Pour cette deuxième immersion dans l’univers du polar après Crime, Welsh retrouve Ray Lennox, son flic au grand cœur, au langage fleuri, en lutte contre ses propres démons et toutes les formes d’injustices touchant les démunis, les faibles et surtout les enfants. Ray fonce, quitte à braquer sa hiérarchie. Tous les moyens sont bons, et Welsh ne lésine pas sur les descriptions réalistes et crades, pour mettre les salopards hors d’état de nuire, d’autant qu’ici sont visés les nantis, dont les soutiens dans les plus hautes sphères semblent sans limite, comme le sont leurs actes dégueulasses. Ray se fait le porte-parole du peuple contre les élites : « il en sait assez sur les riches pour comprendre qu’à leurs yeux, leurs actions même les plus malhonnêtes ne passent quasiment jamais pour des délits, encore moins pour des crimes. Tous mènent une existence compartimentée. Dans leurs écoles privées, leurs universités de renom, leurs demeures familiales, leurs destinations de vacances. Ils sont conditionnés à croire qu’ils vivent et évoluent au sein d’institutions fermées et méconnues, où leurs occupations relèvent de leur vie privée la plus stricte et ne regardent en rien le reste de la société. »

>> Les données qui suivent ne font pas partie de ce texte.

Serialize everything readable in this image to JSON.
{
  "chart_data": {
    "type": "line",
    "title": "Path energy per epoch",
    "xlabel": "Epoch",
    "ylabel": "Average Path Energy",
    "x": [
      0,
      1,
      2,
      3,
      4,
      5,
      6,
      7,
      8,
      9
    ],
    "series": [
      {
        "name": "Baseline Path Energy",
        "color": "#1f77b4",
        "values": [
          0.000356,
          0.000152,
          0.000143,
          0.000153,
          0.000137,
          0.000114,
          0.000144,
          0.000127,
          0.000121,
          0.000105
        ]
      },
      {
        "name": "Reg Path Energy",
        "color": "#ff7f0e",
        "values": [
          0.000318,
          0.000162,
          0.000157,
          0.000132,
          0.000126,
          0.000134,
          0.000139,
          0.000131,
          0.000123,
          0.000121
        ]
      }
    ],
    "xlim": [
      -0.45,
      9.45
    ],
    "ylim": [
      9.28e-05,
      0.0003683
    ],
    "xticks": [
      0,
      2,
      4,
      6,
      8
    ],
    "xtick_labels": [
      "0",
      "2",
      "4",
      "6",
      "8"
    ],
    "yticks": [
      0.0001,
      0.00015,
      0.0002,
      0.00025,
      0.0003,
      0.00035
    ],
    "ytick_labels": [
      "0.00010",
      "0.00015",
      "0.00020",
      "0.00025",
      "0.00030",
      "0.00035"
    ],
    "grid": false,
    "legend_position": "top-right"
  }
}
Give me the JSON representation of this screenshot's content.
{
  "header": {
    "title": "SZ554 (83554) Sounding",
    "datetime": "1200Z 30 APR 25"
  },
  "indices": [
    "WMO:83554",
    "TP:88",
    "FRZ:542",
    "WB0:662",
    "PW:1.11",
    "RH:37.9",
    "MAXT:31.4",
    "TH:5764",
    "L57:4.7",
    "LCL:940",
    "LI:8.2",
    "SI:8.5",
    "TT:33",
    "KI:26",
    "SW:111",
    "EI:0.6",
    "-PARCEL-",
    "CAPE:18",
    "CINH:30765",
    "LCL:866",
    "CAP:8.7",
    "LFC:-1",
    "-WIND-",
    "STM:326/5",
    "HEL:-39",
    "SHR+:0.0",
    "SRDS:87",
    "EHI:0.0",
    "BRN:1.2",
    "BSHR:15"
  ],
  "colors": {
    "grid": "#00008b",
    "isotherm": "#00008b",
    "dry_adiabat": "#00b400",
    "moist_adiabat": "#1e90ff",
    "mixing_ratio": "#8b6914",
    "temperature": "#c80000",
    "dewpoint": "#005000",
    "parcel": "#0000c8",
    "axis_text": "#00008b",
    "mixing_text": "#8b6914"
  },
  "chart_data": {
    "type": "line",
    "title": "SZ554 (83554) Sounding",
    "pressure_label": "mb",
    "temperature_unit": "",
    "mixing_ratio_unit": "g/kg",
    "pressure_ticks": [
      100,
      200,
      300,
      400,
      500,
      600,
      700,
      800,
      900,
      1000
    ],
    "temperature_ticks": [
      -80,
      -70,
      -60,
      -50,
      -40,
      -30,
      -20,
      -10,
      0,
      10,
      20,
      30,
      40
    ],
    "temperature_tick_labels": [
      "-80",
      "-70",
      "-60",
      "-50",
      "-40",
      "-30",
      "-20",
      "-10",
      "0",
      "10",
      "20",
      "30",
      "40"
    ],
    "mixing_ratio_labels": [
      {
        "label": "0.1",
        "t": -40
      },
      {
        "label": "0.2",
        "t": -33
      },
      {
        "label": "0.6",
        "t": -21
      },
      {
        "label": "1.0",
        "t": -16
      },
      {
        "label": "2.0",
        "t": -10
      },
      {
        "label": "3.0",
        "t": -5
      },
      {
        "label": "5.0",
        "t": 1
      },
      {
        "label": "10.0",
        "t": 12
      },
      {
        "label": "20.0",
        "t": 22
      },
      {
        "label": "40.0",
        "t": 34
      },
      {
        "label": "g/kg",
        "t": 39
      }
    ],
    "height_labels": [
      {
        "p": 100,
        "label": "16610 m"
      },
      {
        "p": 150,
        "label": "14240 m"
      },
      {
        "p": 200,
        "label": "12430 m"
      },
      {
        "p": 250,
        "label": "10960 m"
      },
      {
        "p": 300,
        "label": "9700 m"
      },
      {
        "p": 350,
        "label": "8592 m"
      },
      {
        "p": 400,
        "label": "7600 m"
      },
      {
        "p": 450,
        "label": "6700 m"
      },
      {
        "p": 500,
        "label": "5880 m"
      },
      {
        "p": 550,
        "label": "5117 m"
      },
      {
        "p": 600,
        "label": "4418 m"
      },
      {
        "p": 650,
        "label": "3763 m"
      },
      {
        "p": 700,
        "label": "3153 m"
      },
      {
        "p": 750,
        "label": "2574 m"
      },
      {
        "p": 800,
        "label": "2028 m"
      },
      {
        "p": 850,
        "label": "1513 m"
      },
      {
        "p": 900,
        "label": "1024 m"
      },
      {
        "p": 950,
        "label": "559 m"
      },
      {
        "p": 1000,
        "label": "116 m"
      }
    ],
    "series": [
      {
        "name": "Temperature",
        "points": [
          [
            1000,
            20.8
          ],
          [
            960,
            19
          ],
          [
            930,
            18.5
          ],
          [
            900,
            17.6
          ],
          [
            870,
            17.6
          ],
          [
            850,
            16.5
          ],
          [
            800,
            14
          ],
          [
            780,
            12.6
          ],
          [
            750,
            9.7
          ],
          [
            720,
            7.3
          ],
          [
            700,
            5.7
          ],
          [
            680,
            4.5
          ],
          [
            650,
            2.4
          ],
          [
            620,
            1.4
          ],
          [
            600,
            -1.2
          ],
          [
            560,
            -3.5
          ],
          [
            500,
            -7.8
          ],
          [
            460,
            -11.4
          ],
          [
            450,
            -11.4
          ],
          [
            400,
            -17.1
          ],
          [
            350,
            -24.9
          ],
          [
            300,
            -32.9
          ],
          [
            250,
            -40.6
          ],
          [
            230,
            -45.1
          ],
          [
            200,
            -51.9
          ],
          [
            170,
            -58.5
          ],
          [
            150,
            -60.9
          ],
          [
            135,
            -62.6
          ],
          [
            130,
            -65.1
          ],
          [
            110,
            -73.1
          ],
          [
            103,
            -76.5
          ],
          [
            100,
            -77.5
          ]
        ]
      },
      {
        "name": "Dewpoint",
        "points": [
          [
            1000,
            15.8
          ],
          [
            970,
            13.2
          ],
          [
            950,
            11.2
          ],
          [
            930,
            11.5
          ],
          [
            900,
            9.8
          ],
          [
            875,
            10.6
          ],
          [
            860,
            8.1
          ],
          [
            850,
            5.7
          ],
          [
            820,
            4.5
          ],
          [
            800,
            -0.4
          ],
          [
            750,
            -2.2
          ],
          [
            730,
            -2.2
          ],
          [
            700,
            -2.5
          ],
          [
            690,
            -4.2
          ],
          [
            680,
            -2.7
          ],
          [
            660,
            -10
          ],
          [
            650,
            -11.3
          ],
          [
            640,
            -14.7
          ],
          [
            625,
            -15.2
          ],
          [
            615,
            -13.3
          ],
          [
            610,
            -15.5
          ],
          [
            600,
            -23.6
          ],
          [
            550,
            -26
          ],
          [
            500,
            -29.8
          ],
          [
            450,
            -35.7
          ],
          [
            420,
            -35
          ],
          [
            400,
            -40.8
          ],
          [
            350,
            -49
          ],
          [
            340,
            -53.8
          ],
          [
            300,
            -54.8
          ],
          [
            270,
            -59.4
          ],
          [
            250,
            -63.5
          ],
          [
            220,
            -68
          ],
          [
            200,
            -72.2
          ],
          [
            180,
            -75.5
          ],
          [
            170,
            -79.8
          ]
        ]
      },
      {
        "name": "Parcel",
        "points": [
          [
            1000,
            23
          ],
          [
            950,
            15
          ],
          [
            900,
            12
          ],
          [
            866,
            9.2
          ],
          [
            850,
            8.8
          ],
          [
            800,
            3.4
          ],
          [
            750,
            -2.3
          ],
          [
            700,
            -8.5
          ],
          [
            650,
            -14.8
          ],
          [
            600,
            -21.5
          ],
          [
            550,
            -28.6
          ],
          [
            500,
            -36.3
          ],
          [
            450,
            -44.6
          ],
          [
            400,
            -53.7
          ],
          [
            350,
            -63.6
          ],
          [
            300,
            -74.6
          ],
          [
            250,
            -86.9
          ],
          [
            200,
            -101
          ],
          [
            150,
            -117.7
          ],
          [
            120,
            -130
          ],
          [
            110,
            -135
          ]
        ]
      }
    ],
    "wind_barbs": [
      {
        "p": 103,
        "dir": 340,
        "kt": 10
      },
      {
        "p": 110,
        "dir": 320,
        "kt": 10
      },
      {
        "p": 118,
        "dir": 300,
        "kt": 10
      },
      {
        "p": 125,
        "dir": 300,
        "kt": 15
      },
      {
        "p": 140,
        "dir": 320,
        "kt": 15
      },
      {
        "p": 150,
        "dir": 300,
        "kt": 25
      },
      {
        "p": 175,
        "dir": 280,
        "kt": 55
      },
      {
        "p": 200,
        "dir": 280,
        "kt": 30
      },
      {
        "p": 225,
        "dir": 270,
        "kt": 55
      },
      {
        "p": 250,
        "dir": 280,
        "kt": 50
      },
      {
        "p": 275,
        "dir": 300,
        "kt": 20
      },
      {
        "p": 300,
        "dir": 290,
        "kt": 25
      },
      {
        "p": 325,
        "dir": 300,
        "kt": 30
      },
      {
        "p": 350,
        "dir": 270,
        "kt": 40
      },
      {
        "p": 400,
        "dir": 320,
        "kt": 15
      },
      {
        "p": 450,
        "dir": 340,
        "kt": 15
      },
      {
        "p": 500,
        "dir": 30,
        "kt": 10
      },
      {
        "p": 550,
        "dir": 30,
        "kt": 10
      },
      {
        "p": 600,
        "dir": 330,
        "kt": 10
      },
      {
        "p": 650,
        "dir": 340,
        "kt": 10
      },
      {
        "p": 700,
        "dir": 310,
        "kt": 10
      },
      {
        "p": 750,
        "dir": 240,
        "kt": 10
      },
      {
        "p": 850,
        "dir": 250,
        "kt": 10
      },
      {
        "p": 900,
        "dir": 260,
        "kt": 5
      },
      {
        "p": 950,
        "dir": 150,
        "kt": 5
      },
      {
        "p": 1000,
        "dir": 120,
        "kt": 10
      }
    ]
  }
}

Au fil du récit, pédophiles, sadiques, bourreaux semblent de plus en plus intouchables et Ray de plus en plus désabusé : « Les plus gros dégénérés sont au sommet du pouvoir et on ne peut pas atteindre ces sous-merdes. » La lecture se fait en apnée, au rythme d’une enquête sans temps mort, où grandit notre hargne. Au Royaume-Uni comme ailleurs, ont été exposées de nombreuses affaires impliquant des personnalités ayant bénéficié d’une franche impunité pendant des années, à l’instar du scandale qui a touché Jimmy Savile, l’animateur de Top of the Pops, finalement condamné pour viols sur enfants. Ray se fait, dans Les longs couteaux, l’écho de l’indignation populaire et du dégoût qui ont agité la société britannique suite à de telles révélations.
Le propos pourrait s’avérer manichéen. Welsh évite de sombrer dans une trop grande simplicité, une mièvrerie dégoulinante, grâce à son personnage. Les failles de Ray, ses faiblesses et sa sensibilité en font un être attachant dont on suit avec plaisir l’évolution au cours des deux romans. Avec sérieux, pour une histoire grave, l’auteur s’éloigne de ses héros fétiches, les Renton, Begbie ou Spud, dont on aime tant les frasques, pour une parenthèse dans son œuvre, un passage réussi dans le roman social noir.